Later this year the Government is introducing the requirement for compulsory Early Conciliation in employment disputes, in an effort to get employment claims settled before they clutter up the Employment Tribunals. The proposed scheme is contained within the Enterprise and Regulatory Reform Bill (which is now in the House of Lords) and provides that prospective claimants (subject to a limited number of exceptions) won’t be able to bring a claim before the Employment Tribunal without first going through a formal Compulsory Conciliation process.
Note to any secret agents out there: if you happen to be bringing a claim against the Security Service, you are not required to engage in the Compulsory Conciliation process.

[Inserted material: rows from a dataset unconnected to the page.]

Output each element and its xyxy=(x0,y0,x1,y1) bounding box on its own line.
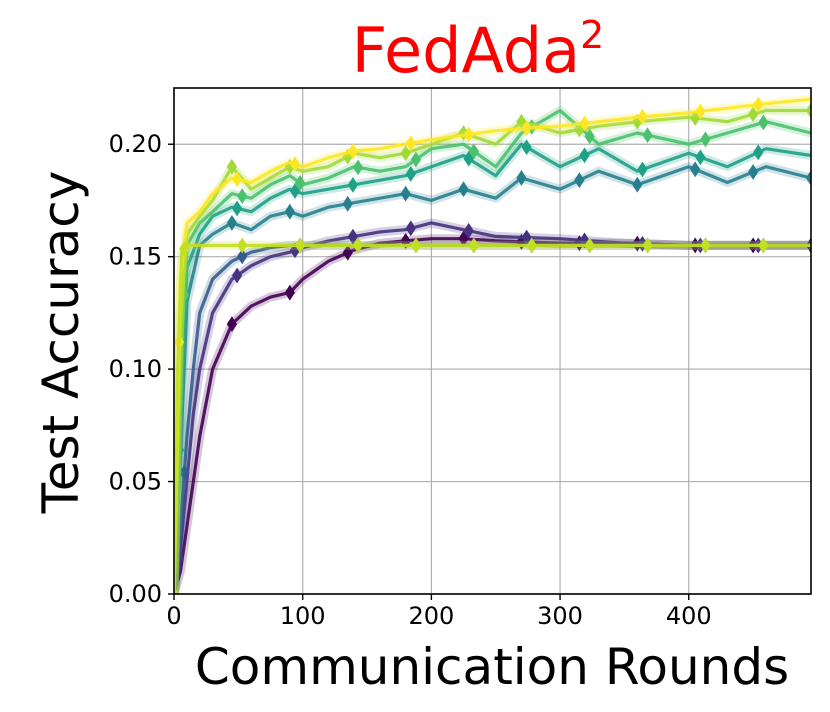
x-tick-label: 100 xyxy=(280,602,326,630)
series-marker xyxy=(642,127,653,144)
series-marker xyxy=(405,165,416,182)
x-axis-title: Communication Rounds xyxy=(195,638,789,696)
series-marker xyxy=(632,176,643,193)
series-marker xyxy=(347,228,358,245)
chart-title-superscript: 2 xyxy=(580,13,604,57)
series-marker xyxy=(237,188,248,205)
series-marker xyxy=(463,222,474,239)
series-line xyxy=(174,221,811,594)
series-marker xyxy=(753,96,764,113)
x-tick-label: 400 xyxy=(666,602,712,630)
series-marker xyxy=(516,170,527,186)
series-marker xyxy=(347,177,358,193)
series-marker xyxy=(352,159,364,176)
axis-ticks: 0 100 200 300 400 0.00 0.05 0.10 0.15 0.20 xyxy=(109,130,712,630)
series-marker xyxy=(758,237,769,254)
series-band xyxy=(174,106,811,594)
y-tick-label: 0.10 xyxy=(109,355,162,383)
series-line xyxy=(174,108,811,594)
series-marker xyxy=(642,237,653,254)
series-marker xyxy=(352,237,364,254)
chart-title: FedAda2 xyxy=(352,13,605,87)
series-marker xyxy=(521,120,532,137)
series-marker xyxy=(468,237,479,254)
series-marker xyxy=(521,139,532,156)
series-marker xyxy=(637,161,648,178)
series-marker xyxy=(405,220,416,237)
series-line xyxy=(174,237,811,594)
series-marker xyxy=(747,106,759,123)
x-tick-label: 200 xyxy=(408,602,454,630)
series-marker xyxy=(758,114,769,131)
series-marker xyxy=(237,237,248,254)
series-marker xyxy=(226,316,238,333)
series-marker xyxy=(690,161,701,178)
series-marker xyxy=(295,174,306,191)
series-marker xyxy=(289,156,301,172)
series-marker xyxy=(226,158,238,175)
series-marker xyxy=(237,248,248,265)
series-marker xyxy=(458,181,469,198)
series-marker xyxy=(179,240,190,257)
series-marker xyxy=(579,115,590,132)
series-marker xyxy=(347,143,358,160)
series-band xyxy=(174,234,811,594)
series-marker xyxy=(468,143,479,160)
series-marker xyxy=(410,151,422,168)
series-marker xyxy=(231,171,243,188)
series-band xyxy=(174,162,811,594)
series-marker xyxy=(295,237,306,254)
x-tick-label: 0 xyxy=(166,602,181,630)
series-marker xyxy=(700,131,711,148)
series-marker xyxy=(284,203,295,220)
series-marker xyxy=(805,102,811,119)
series-marker xyxy=(463,150,474,167)
series-marker xyxy=(231,267,243,284)
series-marker xyxy=(695,149,706,166)
series-line xyxy=(174,165,811,594)
series-marker xyxy=(405,135,416,152)
series-marker xyxy=(284,284,295,301)
y-axis-title: Test Accuracy xyxy=(32,171,90,515)
chart-title-text: FedAda xyxy=(352,14,580,87)
series-marker xyxy=(695,103,706,120)
series-marker xyxy=(747,164,759,180)
series-marker xyxy=(579,232,590,249)
y-tick-label: 0.05 xyxy=(109,468,162,496)
series-marker xyxy=(584,128,595,145)
series-lines xyxy=(174,94,811,594)
series-marker xyxy=(226,215,238,231)
series-marker xyxy=(584,237,595,254)
series-marker xyxy=(700,237,711,254)
series-marker xyxy=(753,144,764,161)
series-band xyxy=(174,218,811,594)
series-line xyxy=(174,97,811,594)
y-tick-label: 0.00 xyxy=(109,580,162,608)
plot-frame xyxy=(173,87,812,595)
series-marker xyxy=(637,108,648,125)
series-marker xyxy=(231,200,243,217)
series-marker xyxy=(342,244,353,261)
series-marker xyxy=(574,172,585,189)
series-marker xyxy=(579,147,590,164)
x-tick-label: 300 xyxy=(537,602,583,630)
series-marker xyxy=(526,237,537,254)
series-marker xyxy=(463,126,474,143)
series-marker xyxy=(342,195,353,212)
series-marker xyxy=(400,185,411,202)
y-tick-label: 0.15 xyxy=(109,243,162,271)
series-line xyxy=(174,142,811,594)
y-tick-label: 0.20 xyxy=(109,130,162,158)
series-marker xyxy=(805,170,811,186)
series-marker xyxy=(410,237,422,254)
series-marker xyxy=(289,183,301,199)
series-marker xyxy=(400,145,411,162)
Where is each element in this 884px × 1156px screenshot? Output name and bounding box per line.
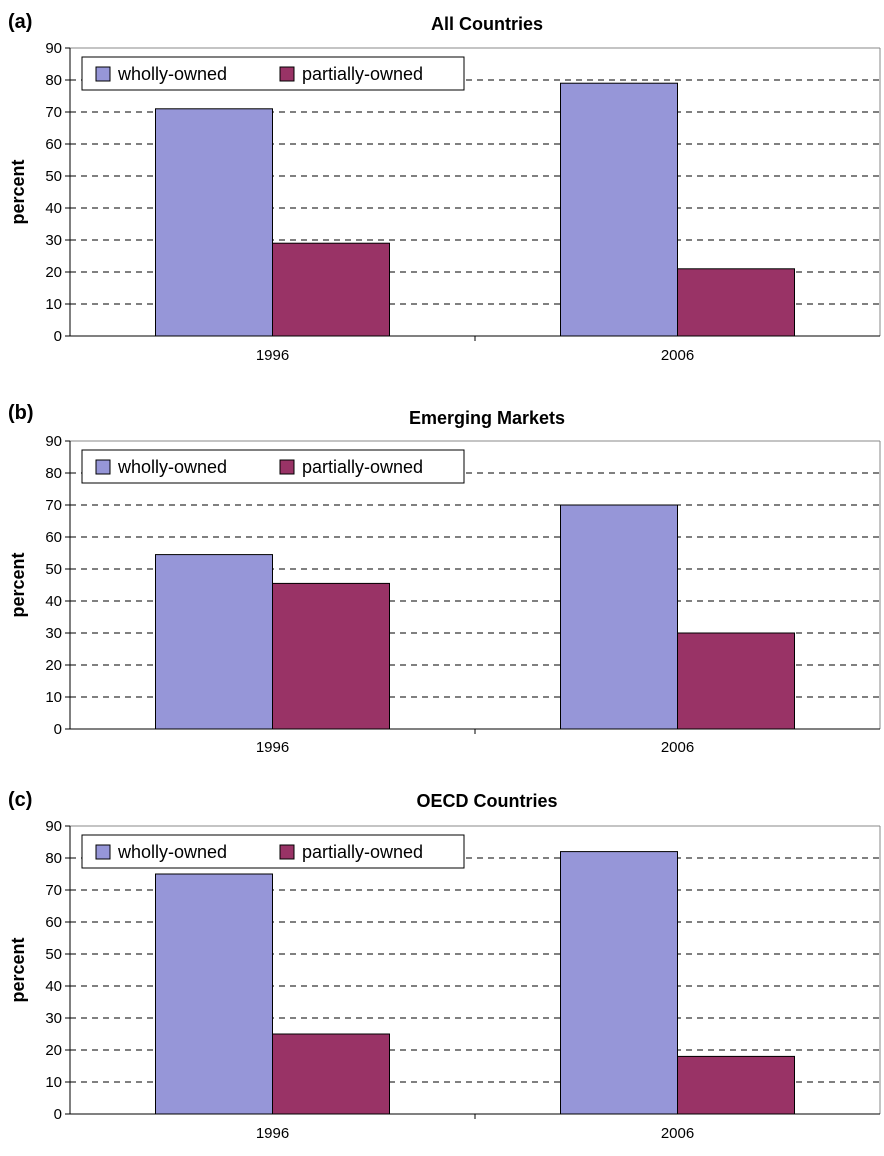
y-tick-label: 50 — [45, 946, 62, 963]
bar-partially-owned-1996 — [272, 1033, 390, 1115]
legend-swatch-wholly-owned — [95, 66, 111, 82]
legend-label: wholly-owned — [117, 842, 227, 862]
y-axis-label: percent — [8, 159, 28, 224]
chart-title: OECD Countries — [416, 791, 557, 811]
legend-swatch-partially-owned — [279, 844, 295, 860]
bar-wholly-owned-2006 — [560, 504, 678, 730]
y-tick-label: 70 — [45, 882, 62, 899]
bar-wholly-owned-2006 — [560, 851, 678, 1115]
y-tick-label: 0 — [54, 1106, 62, 1123]
y-axis-label: percent — [8, 552, 28, 617]
x-tick-label: 2006 — [661, 739, 694, 756]
legend-label: partially-owned — [302, 842, 423, 862]
x-tick-label: 1996 — [256, 1125, 289, 1142]
bar-partially-owned-1996 — [272, 582, 390, 730]
legend-swatch-wholly-owned — [95, 844, 111, 860]
y-tick-label: 90 — [45, 818, 62, 835]
y-tick-label: 60 — [45, 914, 62, 931]
chart-panel-2: (c) OECD Countries 0 10 20 30 40 50 60 70 80 90 perc… — [8, 789, 881, 1142]
legend-swatch-partially-owned — [279, 459, 295, 475]
y-tick-label: 60 — [45, 136, 62, 153]
bar-wholly-owned-1996 — [155, 873, 273, 1115]
y-tick-label: 20 — [45, 1042, 62, 1059]
y-tick-label: 0 — [54, 328, 62, 345]
panel-label: (b) — [8, 402, 34, 424]
y-tick-label: 40 — [45, 593, 62, 610]
legend-swatch-wholly-owned — [95, 459, 111, 475]
legend-box — [81, 56, 465, 91]
legend-label: wholly-owned — [117, 457, 227, 477]
bar-wholly-owned-1996 — [155, 554, 273, 730]
panel-label: (a) — [8, 11, 32, 33]
legend-label: partially-owned — [302, 64, 423, 84]
x-tick-label: 1996 — [256, 347, 289, 364]
y-tick-label: 70 — [45, 104, 62, 121]
y-axis-label: percent — [8, 937, 28, 1002]
y-tick-label: 40 — [45, 200, 62, 217]
chart-panel-0: (a) All Countries 0 10 20 30 40 50 60 70 80 90 perce… — [8, 11, 881, 364]
y-tick-label: 20 — [45, 264, 62, 281]
legend-label: partially-owned — [302, 457, 423, 477]
y-tick-label: 30 — [45, 1010, 62, 1027]
y-tick-label: 50 — [45, 561, 62, 578]
y-tick-label: 80 — [45, 72, 62, 89]
y-tick-label: 10 — [45, 296, 62, 313]
panel-label: (c) — [8, 789, 32, 811]
chart-title: All Countries — [431, 14, 543, 34]
y-tick-label: 10 — [45, 689, 62, 706]
bar-partially-owned-2006 — [677, 632, 795, 730]
x-tick-label: 2006 — [661, 1125, 694, 1142]
y-tick-label: 50 — [45, 168, 62, 185]
y-tick-label: 70 — [45, 497, 62, 514]
y-tick-label: 80 — [45, 850, 62, 867]
y-tick-label: 90 — [45, 40, 62, 57]
y-tick-label: 20 — [45, 657, 62, 674]
legend-box — [81, 834, 465, 869]
y-tick-label: 80 — [45, 465, 62, 482]
x-tick-label: 2006 — [661, 347, 694, 364]
y-tick-label: 10 — [45, 1074, 62, 1091]
legend-label: wholly-owned — [117, 64, 227, 84]
chart-panel-1: (b) Emerging Markets 0 10 20 30 40 50 60 70 80 90 pe… — [8, 402, 881, 756]
legend-swatch-partially-owned — [279, 66, 295, 82]
bar-wholly-owned-1996 — [155, 108, 273, 337]
y-tick-label: 90 — [45, 433, 62, 450]
y-tick-label: 0 — [54, 721, 62, 738]
y-tick-label: 40 — [45, 978, 62, 995]
y-tick-label: 30 — [45, 625, 62, 642]
x-tick-label: 1996 — [256, 739, 289, 756]
y-tick-label: 60 — [45, 529, 62, 546]
bar-partially-owned-1996 — [272, 242, 390, 337]
chart-title: Emerging Markets — [409, 408, 565, 428]
legend-box — [81, 449, 465, 484]
bar-partially-owned-2006 — [677, 1055, 795, 1115]
bar-wholly-owned-2006 — [560, 82, 678, 337]
bar-partially-owned-2006 — [677, 268, 795, 337]
y-tick-label: 30 — [45, 232, 62, 249]
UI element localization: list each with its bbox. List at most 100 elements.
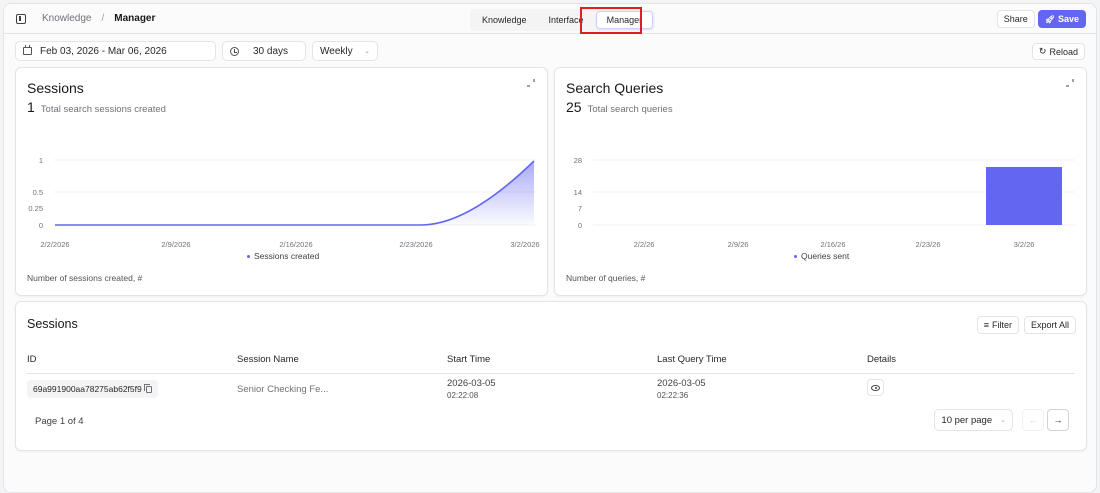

Whilst the precise mechanism of the conciliation requirement is currently under consultation, it is proposed that there will be an ‘Early Conciliation’ form which a prospective claimant will have to submit to Acas. The form will require minimal information such as the name and contact details of both the claimant and the anticipated respondent. Once such a form is received by Acas, this will “stop the clock” on the time limit within which a claimant has to submit a claim before the Tribunal. A conciliation officer will then explore the possibility of a resolution to the issues arising over a time period of about a month. Whether or not a settlement is reached, the conciliation officer will issue a certificate confirming that the conciliation requirement has been complied with. If a settlement is not reached, once the conciliation officer has issued the certificate that the process has been completed (albeit unsuccessfully), the balance of the Claimant’s time limit for bringing a claim before the Employment Tribunal will then start to run again (“start the clock”).
As ever, we will dutifully keep you updated on the development of the Early Conciliation scheme and in the meantime, we are sharpening our pencils for disputes on the ‘stop the clock’ regime with the ghost of the statutory grievance and disciplinary procedures lurking in the shadows.